Part 2 Lesson 10 wiki

(Jeremy Howard) #277

You could just decrease the vocab size, at least for testing purposes. A vocab size of about 30,000 should still work OK.

(Christine) #278

Thanks - I tried that at first with a very abbreviated training run at 20,000, but then thought I might be able to sort out a version that would work with the full vocab. I think I need to figure out a way to iterate faster because right now it’s slow going from idea to results. I’ll go back to the smaller vocab size for now.

(Christine) #279

(ie, I suspect I might need to adjust alpha inside the focal loss function, but it’s a slow loop to go from changing that to seeing if the final results are better)

(James Requa) #280

Yes the root of the word is what I was thinking. I feel like what Jeremy was talking about was lemmatization which isn’t quite what I was referring to because the resulting sub-word(s) aren’t always mapped to some meaningful root word instead they might just be arbitrarily generated. However if we borrowed from the idea behind Sentencepiece and pre-trained a model on word [root origins] ( and use that as the basis for sub-dividing words I feel like it may do better because then it has a lot more contextual information.
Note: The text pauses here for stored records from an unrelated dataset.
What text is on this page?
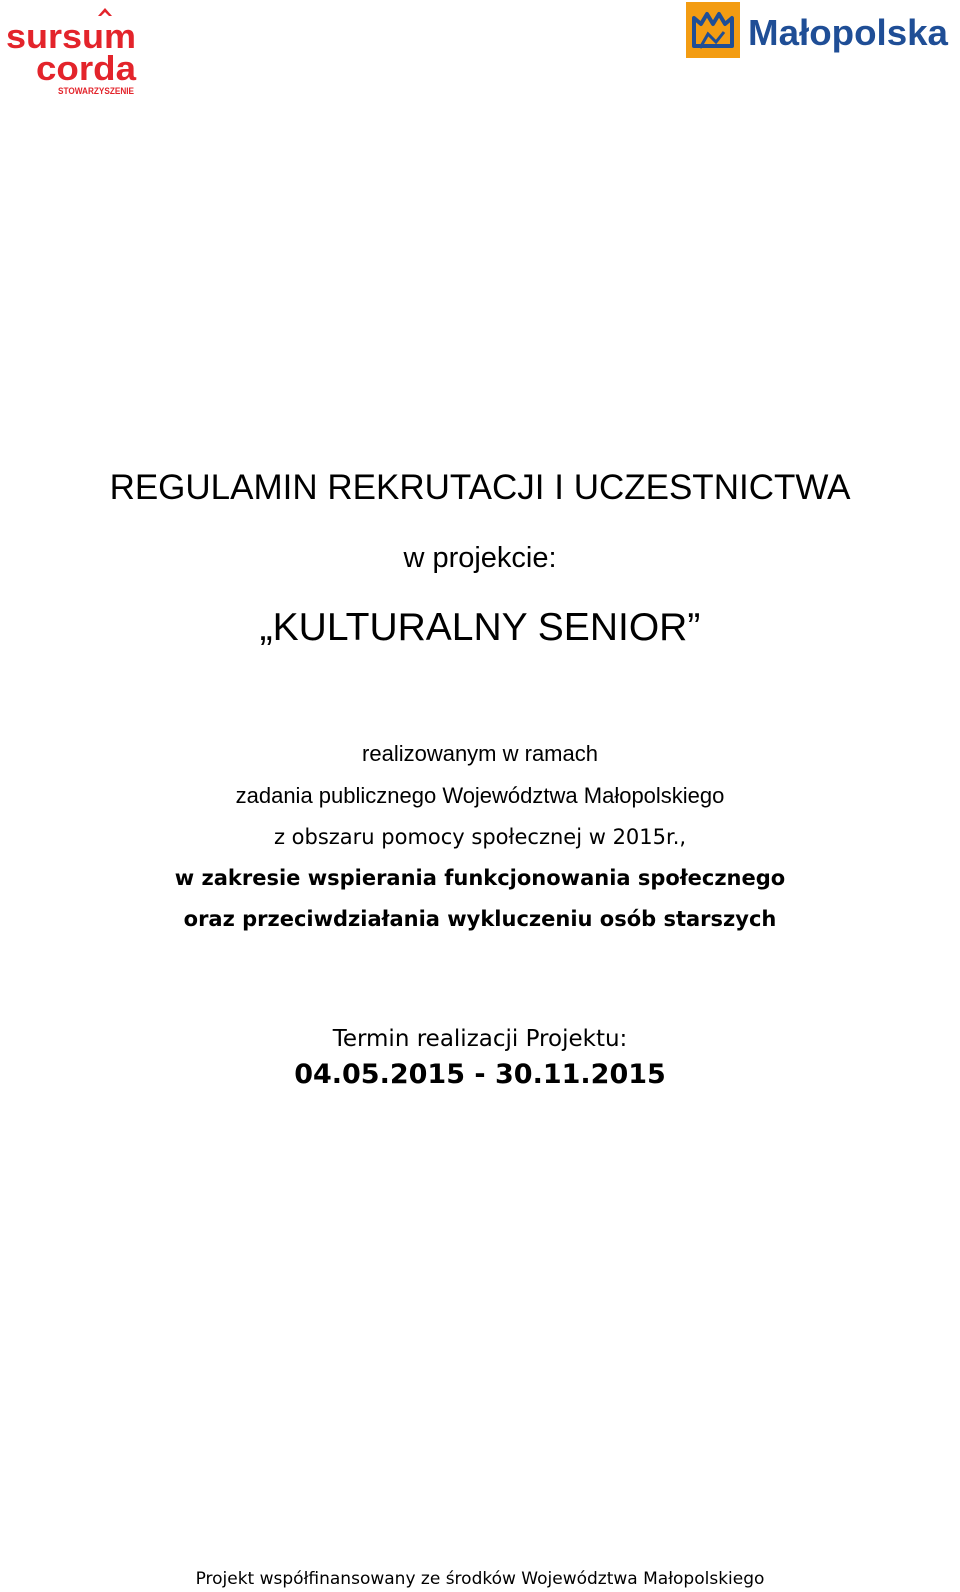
sursum
corda
STOWARZYSZENIE
Małopolska
REGULAMIN REKRUTACJI I UCZESTNICTWA
w projekcie:
„KULTURALNY SENIOR”
realizowanym w ramach
zadania publicznego Województwa Małopolskiego
z obszaru pomocy społecznej w 2015r.,
w zakresie wspierania funkcjonowania społecznego
oraz przeciwdziałania wykluczeniu osób starszych
Termin realizacji Projektu:
04.05.2015 - 30.11.2015
Projekt współfinansowany ze środków Województwa Małopolskiego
Was also thinking it might be interesting to look at “snapshots” or timestamps of a language over a particular duration of time. So the model kinda gets to time-travel and see how a particular language evolved over time thus perhaps picking up on some interesting semantics and reasoning behind why the words and sentences have become structured the way they are. This could also end up indirectly embedding cultural influences.

(William Horton) #281

This paper has some great visualizations of changing word embeddings over time using New York Times articles, it’s a very cool method and I bet it could be applied in other cases:

(William Horton) #282

Here’s another one tracking gender and ethnic stereotypes in the US:

(James Requa) #283

wow, these are both amazing thanks! Glad to know I am not so crazy after all :slight_smile:

(Jeremy Howard) #284

Citation needed

(Sarada Lee) #285

Thanks for the instruction. After data download, one may need to add , encoding = 'utf8' for get_texts.


(Jamsheer Basheer) #286

Another option may be to use env vars

export LC_ALL=en_US.UTF-8
export LANG=en_US.UTF-8

It worked for me

(Jamsheer Basheer) #287

What is the time required per epoch? I am at 20% of 1 epoch, already 16 min passed. Is this normal?

I am on Google Cloud, K80, 26 GB RAM, 4 vCPU.

(Suvash Thapaliya) #288

:astonished: You’re well on your way to a rather good proposal for requesting research funding.

(Bart Fish) #289

That’s exactly what I’ve been working on.

(Bart Fish) #290

I looked at this and because the label is in column zero and the column 1 contains the text, I believe the code works correctly.

(Bart Fish) #291

to @jamsheer On my machine (latest Core-I7/ GTX 1080) it does 3.9 it/s for 6867 iterations., or about 29 mins per epoch.

(Vova) #292
  1. Noticed that @jeremy uses Mendeley to work with papers. Could you share any tips/workflows related to that?
  2. Regarding sub-words - does anyone tried to use phonetic transcription instead of (or in addition to) text?

(Jeremy Howard) #293

Any time I find an interesting paper on my PC I save it to a folder. I have that folder set as a ‘watch folder’ in Mendeley and it auto-adds it to my library. If on my phone/tablet, I ‘share’ the PDF to Mendeley, which adds it to my library. I highlight interesting passages as I read. It’s all synced across my machines automatically.

(Kevin Bird) #294

Rewatching the videos and wondering if it would be beneficial to do something similar to t_up, but for the first letter of a word? I’m planning on trying it out unless somebody else already has and found it wasn’t helpful.

(Jeremy Howard) #295

There’s some code commented out in Tokenizer that does that - I commented it out because it seemed a little complex and I wasn’t sure if it would help. If you try it, let us know if you get better results!

(Asif Imran) #296

Am I completely mistaken in thinking that RNNs are not strictly limited to character/language per se. Therefore, conceptually any sequence of events with a preset “vocabulary” may be amenable to similar treatment. Cursory google searches shows ppl using LSTM for say time series prediction!

If anyone has experience in this domain, I’d love to chat with you.